Darwin as much as said, “Beauty has been the gleam which the instinct of the race has followed in its upward development. Beauty has been the genius of Evolution.” Thus science has lent its authority to philosophy. The idea is charming. In its power it is irresistible. It certainly dominates modern literary art, being the principal dynamic of Ibsen and Bernard Shaw and all their followers.
It is a very important matter. There can be nothing more important in literary art, and indeed in one’s articulate conception of the meaning of life, than the notion of what is beautiful. What if this conception be narrow, what if it be simply a generalisation, a generalisation from too few observations? What if the wish were father to the thought?
The only test of philosophy and art is experience. And it is the wanderer, the life-explorer without irrelevant preoccupations, who is the true naturalist, collecting experiences and making maps for spiritual eyes. What then does the wanderer note?
First, that the knowledge of the beautiful is an affirmation. Something in the soul suddenly rises up and ejaculates “Yes” to some outside phenomenon, and then he is aware that he is looking at Beauty. As he gazes he knows himself in communion with what he sees—sometimes that communion is a great joy and sometimes a great sadness. Thus, looking at the opening of dawn he is filled with gladness, his spirits rising with the sun; he wishes to shout and to sing. He is one with the birds that have begun singing and with all wild Nature waking refreshed after the night. But looking out at evening of the same day over the grey sea he is failed with unutterable sorrow.
I remember how all night long in the North region, where the light does not leave the sky, I looked out at the strange beauty of the white night and felt all the desolateness of the world, all the exiledom of man upon it. There was no lure, no temptation in that.

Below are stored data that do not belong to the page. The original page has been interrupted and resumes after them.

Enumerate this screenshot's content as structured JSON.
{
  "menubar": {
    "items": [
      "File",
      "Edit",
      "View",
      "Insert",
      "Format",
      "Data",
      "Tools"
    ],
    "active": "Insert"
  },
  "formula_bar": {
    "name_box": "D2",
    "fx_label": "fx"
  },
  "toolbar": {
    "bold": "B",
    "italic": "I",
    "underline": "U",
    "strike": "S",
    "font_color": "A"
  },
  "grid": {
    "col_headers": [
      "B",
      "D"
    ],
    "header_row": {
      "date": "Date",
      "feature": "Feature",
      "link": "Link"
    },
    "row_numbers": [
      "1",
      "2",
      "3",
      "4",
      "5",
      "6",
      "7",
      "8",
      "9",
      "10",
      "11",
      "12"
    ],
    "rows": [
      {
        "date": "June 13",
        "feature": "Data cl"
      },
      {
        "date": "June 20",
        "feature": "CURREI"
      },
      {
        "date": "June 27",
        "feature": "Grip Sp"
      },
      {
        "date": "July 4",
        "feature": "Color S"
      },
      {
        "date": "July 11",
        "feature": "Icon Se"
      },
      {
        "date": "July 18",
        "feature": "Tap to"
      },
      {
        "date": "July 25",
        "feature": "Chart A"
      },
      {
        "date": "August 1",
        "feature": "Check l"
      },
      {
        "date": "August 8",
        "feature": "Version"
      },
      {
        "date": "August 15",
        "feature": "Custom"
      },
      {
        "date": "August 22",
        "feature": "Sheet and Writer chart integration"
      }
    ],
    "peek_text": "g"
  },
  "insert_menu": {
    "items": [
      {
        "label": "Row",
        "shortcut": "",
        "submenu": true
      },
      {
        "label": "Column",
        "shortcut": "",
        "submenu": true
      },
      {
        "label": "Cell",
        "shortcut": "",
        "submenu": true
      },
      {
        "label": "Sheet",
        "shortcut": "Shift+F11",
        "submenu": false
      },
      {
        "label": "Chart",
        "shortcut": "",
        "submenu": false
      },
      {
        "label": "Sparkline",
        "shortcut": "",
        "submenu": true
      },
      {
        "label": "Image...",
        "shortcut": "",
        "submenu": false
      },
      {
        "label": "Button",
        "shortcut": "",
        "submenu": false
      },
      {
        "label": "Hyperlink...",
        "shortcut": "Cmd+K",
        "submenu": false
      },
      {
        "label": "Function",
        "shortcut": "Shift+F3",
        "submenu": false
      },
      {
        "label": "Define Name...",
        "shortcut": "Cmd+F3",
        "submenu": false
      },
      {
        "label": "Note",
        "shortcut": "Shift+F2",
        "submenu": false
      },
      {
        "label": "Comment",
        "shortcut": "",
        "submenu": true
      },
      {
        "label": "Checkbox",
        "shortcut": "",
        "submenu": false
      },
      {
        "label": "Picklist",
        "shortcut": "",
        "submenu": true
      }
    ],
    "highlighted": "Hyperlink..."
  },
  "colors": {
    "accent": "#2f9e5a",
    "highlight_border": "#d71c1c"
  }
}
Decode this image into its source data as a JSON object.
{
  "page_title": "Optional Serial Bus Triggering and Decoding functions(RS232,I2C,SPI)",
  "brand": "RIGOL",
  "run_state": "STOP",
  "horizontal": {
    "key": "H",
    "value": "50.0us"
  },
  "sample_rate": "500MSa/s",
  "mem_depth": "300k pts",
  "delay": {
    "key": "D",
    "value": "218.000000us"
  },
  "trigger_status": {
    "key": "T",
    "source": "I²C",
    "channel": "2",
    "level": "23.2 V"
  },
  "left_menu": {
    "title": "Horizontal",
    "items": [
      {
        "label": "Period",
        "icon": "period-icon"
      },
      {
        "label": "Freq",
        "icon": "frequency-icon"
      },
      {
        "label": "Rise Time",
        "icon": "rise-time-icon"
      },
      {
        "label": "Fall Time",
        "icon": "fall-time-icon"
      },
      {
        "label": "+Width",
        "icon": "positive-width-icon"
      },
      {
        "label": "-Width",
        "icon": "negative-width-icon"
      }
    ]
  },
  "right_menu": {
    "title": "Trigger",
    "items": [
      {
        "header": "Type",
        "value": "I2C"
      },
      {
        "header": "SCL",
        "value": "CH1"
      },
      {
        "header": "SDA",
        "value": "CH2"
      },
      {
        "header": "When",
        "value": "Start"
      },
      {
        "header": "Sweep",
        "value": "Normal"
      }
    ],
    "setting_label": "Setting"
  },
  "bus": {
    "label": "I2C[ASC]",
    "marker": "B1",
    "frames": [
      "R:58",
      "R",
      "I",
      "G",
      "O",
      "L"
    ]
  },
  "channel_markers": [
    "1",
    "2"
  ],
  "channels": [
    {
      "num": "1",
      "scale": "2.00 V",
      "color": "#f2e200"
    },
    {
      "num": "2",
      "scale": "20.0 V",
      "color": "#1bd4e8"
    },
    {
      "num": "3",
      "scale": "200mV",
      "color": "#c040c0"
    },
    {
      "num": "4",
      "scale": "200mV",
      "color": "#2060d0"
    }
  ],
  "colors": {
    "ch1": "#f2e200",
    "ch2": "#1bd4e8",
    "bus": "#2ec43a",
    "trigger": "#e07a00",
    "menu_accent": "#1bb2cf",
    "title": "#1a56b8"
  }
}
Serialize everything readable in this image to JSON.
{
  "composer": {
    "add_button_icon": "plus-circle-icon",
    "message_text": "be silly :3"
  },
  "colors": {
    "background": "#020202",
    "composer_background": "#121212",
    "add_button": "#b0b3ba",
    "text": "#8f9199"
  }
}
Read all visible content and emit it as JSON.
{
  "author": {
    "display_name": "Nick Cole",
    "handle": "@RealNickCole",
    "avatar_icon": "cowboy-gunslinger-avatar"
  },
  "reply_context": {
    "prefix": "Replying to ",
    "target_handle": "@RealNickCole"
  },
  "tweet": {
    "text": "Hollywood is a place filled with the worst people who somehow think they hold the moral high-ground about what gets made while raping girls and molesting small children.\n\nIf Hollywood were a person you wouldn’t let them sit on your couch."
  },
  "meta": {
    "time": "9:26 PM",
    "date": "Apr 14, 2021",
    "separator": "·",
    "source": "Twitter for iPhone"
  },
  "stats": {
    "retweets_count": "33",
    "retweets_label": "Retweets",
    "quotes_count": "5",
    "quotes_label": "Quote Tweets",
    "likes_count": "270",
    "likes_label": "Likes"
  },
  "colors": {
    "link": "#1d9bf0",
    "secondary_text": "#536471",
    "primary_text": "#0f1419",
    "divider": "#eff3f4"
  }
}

The Aeolian harp of the heart does not always discourse battle music, and on this night it was as if an old sad minstrel sat before me and played unendingly one plaint, the story of a lost throne, of a lost family, lost children, a lost world. Thus a thought came to me: “We are all the children of kings; on our spiritual bodies are royal seals. Sometime or other we were abandoned on this beautiful garden, the world. We expected some one to return for us; but no one came. We lived on, and to forget homesickness devised means of pleasure, diversions, occupations, games. Some have entirely forgotten the lost heritage and the mystery of their abandonment; their games absorbed them, they have become gamblers, they have theories of chance, their talk is all of Progress of one sort or another. They forget the great mystery of life. We tramps and wanderers remember. It is our religion to remember, to count nothing as important beside the initial mystery. For us it is sweeter to remember than to forget. The towns would always have us forget, but in the country we always remember again. What is beautiful is every little rite that reminds us of our mysteries.”